Germin8’s Michael Lavin on Creating a Resilient Food System for the Future
Michael Lavin is the Founder & Managing Partner of Germin8 Ventures, which invests in companies that will provide food security and productivity improvement, impact lives and catalyze major shifts even beyond the scope of food and agriculture – including Enko!
We sat down with him to talk about the biggest threats our food system faces, why solutions like Enko will be the building blocks for other tech advancements and why consumers need accurate scientific information about their food. Below is a condensed and edited version of our conversation.
What motivated you to start Germin8, and what experiences in the food industry shaped your investment thesis?
I grew up around the food industry and observed from early on how important food is to everyone – we all eat, it’s tightly interwoven with culture and the livelihoods of 2.5 billion people depend on it. This is a massive sector that everyone touches every day.
The idea to start Germin8 came while I was an investment banker. I recognized the need for a VC firm that has an arm’s reach connection with food and ag companies, but also with research institutions and policymakers. I wanted to partner with the most innovative and bold founders, and enable them with every opportunity and advantage possible to bring their solutions to market successfully.
What do you believe are the most pressing threats our food system is facing?
A big challenge in the food system is the need for greater stewardship – from corporate incumbents, emerging startups, investors, policymakers and consumers. Our food system is critical to our nourishment and our economies, but it’s also environmentally destructive, handicapped by failing economic regimes and has to scale against the headwinds of disease resistance, climate change and resource scarcity. Food production contributes one third of greenhouse gas emissions, and yet we need to increase production by 70 percent to meet demand by 2050.

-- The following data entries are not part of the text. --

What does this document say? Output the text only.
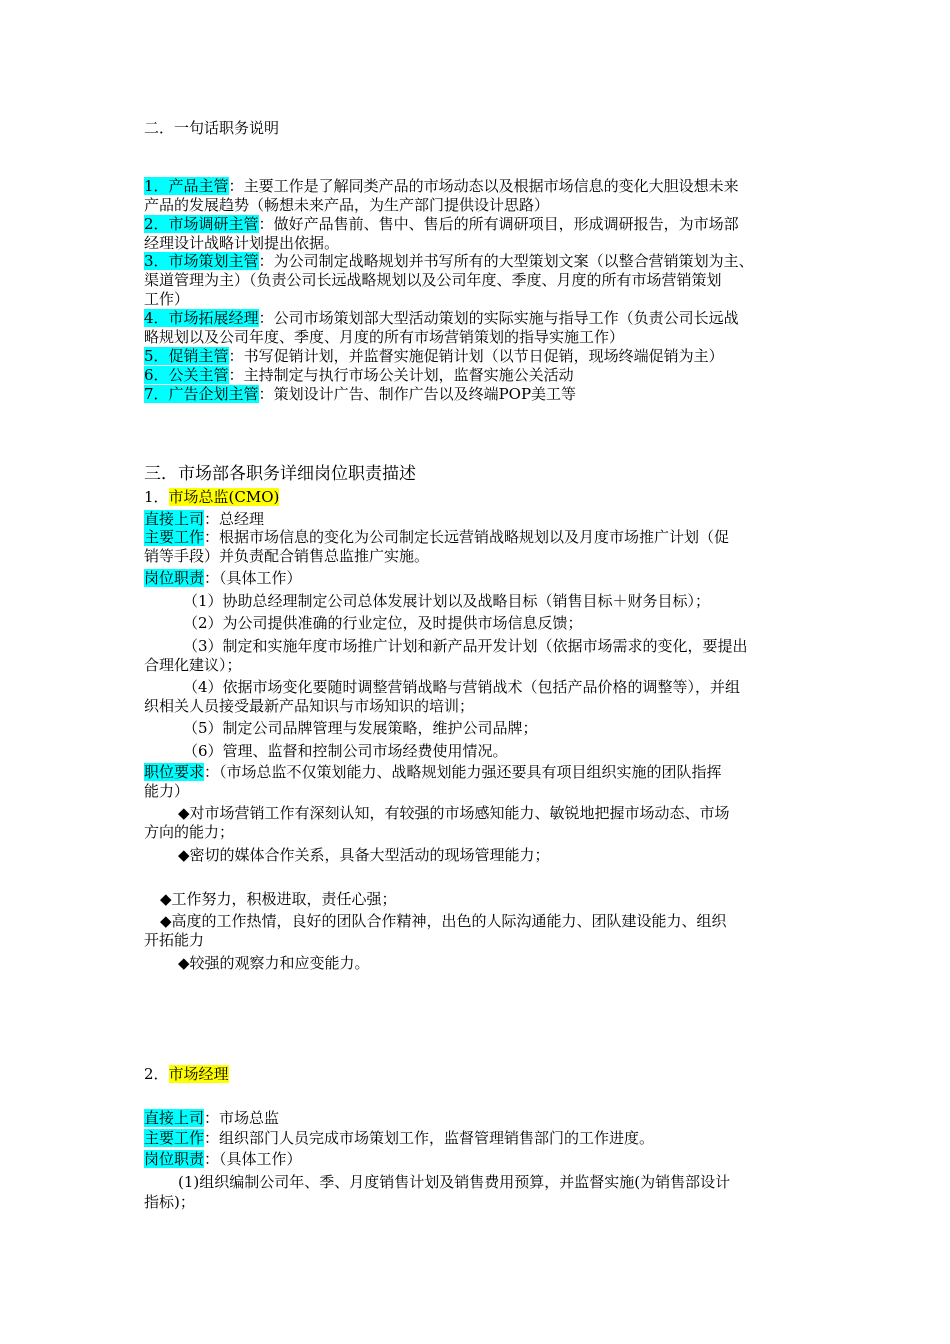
二．一句话职务说明
1．产品主管：主要工作是了解同类产品的市场动态以及根据市场信息的变化大胆设想未来
产品的发展趋势（畅想未来产品，为生产部门提供设计思路）
2．市场调研主管：做好产品售前、售中、售后的所有调研项目，形成调研报告，为市场部
经理设计战略计划提出依据。
3．市场策划主管：为公司制定战略规划并书写所有的大型策划文案（以整合营销策划为主、
渠道管理为主）（负责公司长远战略规划以及公司年度、季度、月度的所有市场营销策划
工作）
4．市场拓展经理：公司市场策划部大型活动策划的实际实施与指导工作（负责公司长远战
略规划以及公司年度、季度、月度的所有市场营销策划的指导实施工作）
5．促销主管：书写促销计划，并监督实施促销计划（以节日促销，现场终端促销为主）
6．公关主管：主持制定与执行市场公关计划，监督实施公关活动
7．广告企划主管：策划设计广告、制作广告以及终端POP美工等
三．市场部各职务详细岗位职责描述
1．市场总监(CMO)
直接上司：总经理
主要工作：根据市场信息的变化为公司制定长远营销战略规划以及月度市场推广计划（促
销等手段）并负责配合销售总监推广实施。
岗位职责：（具体工作）
（1）协助总经理制定公司总体发展计划以及战略目标（销售目标＋财务目标）；
（2）为公司提供准确的行业定位，及时提供市场信息反馈；
（3）制定和实施年度市场推广计划和新产品开发计划（依据市场需求的变化，要提出
合理化建议）；
（4）依据市场变化要随时调整营销战略与营销战术（包括产品价格的调整等），并组
织相关人员接受最新产品知识与市场知识的培训；
（5）制定公司品牌管理与发展策略，维护公司品牌；
（6）管理、监督和控制公司市场经费使用情况。
职位要求：（市场总监不仅策划能力、战略规划能力强还要具有项目组织实施的团队指挥
能力）
◆对市场营销工作有深刻认知，有较强的市场感知能力、敏锐地把握市场动态、市场
方向的能力；
◆密切的媒体合作关系，具备大型活动的现场管理能力；
◆工作努力，积极进取，责任心强；
◆高度的工作热情，良好的团队合作精神，出色的人际沟通能力、团队建设能力、组织
开拓能力
◆较强的观察力和应变能力。
2．市场经理
直接上司：市场总监
主要工作：组织部门人员完成市场策划工作，监督管理销售部门的工作进度。
岗位职责：（具体工作）
(1)组织编制公司年、季、月度销售计划及销售费用预算，并监督实施(为销售部设计
指标)；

Farmers aren’t being compensated to solve these challenges. At Germin8, we’re investing in solutions that can fundamentally change ag and drive a higher standard of stewardship for the next 200 years. To achieve this, we all need to appreciate the contributions of key stakeholders, particularly farmers, and enable them with economic opportunities to profitize such stewardship.
Are you optimistic about our collective ability to solve these challenges?
I wouldn’t be doing what I do if I weren’t optimistic, but I am driven by a real sense of urgency. We’re at the base of a mountain looking up, but there are teams armed with tools and a vision for the ascent.
What excites you most about Enko’s approach to redesigning the crop health R&D pipeline?
Enko is working on a relatively ignored area of opportunity. Incumbents and most investors in this sector have focused efforts on biologics, genetics and digital technologies. Meanwhile, overuse of current crop protection chemicals harms ecology and human health.
Innovation in crop protection chemistry represents an extraordinary opportunity. Any farmer will tell you that crop protection is essential and perhaps likened to insurance – without it, they struggle to bear the risks of trying biologics, automated machinery or drones. Likewise, big innovation and repositioning of crop protection holds great potential for catalyzing more responsible farming, boosting farmers’ bottom lines, and spurring the wherewithal and confidence for farmers to try, adopt and pay for new tech.
What does crop protection innovation mean for farmers?
It means that we’re not asking farmers to abandon their tried and true crop protection practices, or “bet the farm,” on the new tech. We’re offering alternatives to do it magnitudes better and solve their problems–they trust small molecule chemistry, so this doesn’t require a radical mindset shift. Transforming farming shouldn’t necessarily mean complete disruption, but rather an elegant shift of certain practices, while still respecting the practices that farmers need intact.
What other technologies are on your radar when it comes to our food system? Which ones hold the most promise to make the system more secure, equitable and prosperous?
Germin8 aims to invest in science and technologies that catalyze profound shifts in production methods, productivity and influence. Such companies are often platforms that are more than just incremental or innovation in the margins -- they unlock opportunity for second order innovation and so-on. Companies like Enko’s chemical discovery, Brightseed’s phytonutrient elucidation, and some microbiome mapping and in silico modelling platforms are representative of this.
We’re also investing in digital technology companies that achieve platform status, like Bushel, a fintech platform for the grain industry. It digitizes the heavily manual and analog business between farmers, grain elevators, processors, food companies and others. This new digital infrastructure optimizes existing practices and powers new avenues of opportunity across the stakeholders.
What do you wish more people knew about the food system?
I wish more people understood the basics of the science behind our food. We need that to promote the right action – and to cancel out the noise, misdirection and purpose-washing. A 2015 survey from Oklahoma State University found that 80% of Americans support mandatory labels on food containing DNA. Of course, DNA is the building block of all living things, so this shows a big information gap between the general public and the scientific world. I contributed a piece to SynBioBeta that digs further into the topic of ensuring consumers get accurate scientific information.
Ultimately, we are all stakeholders in our food system. We have a direct lifeline to it, and it to us. It’s on us all to respect and appreciate the people that put food on our tables, educate ourselves about these systems and be stewards for that lifeline.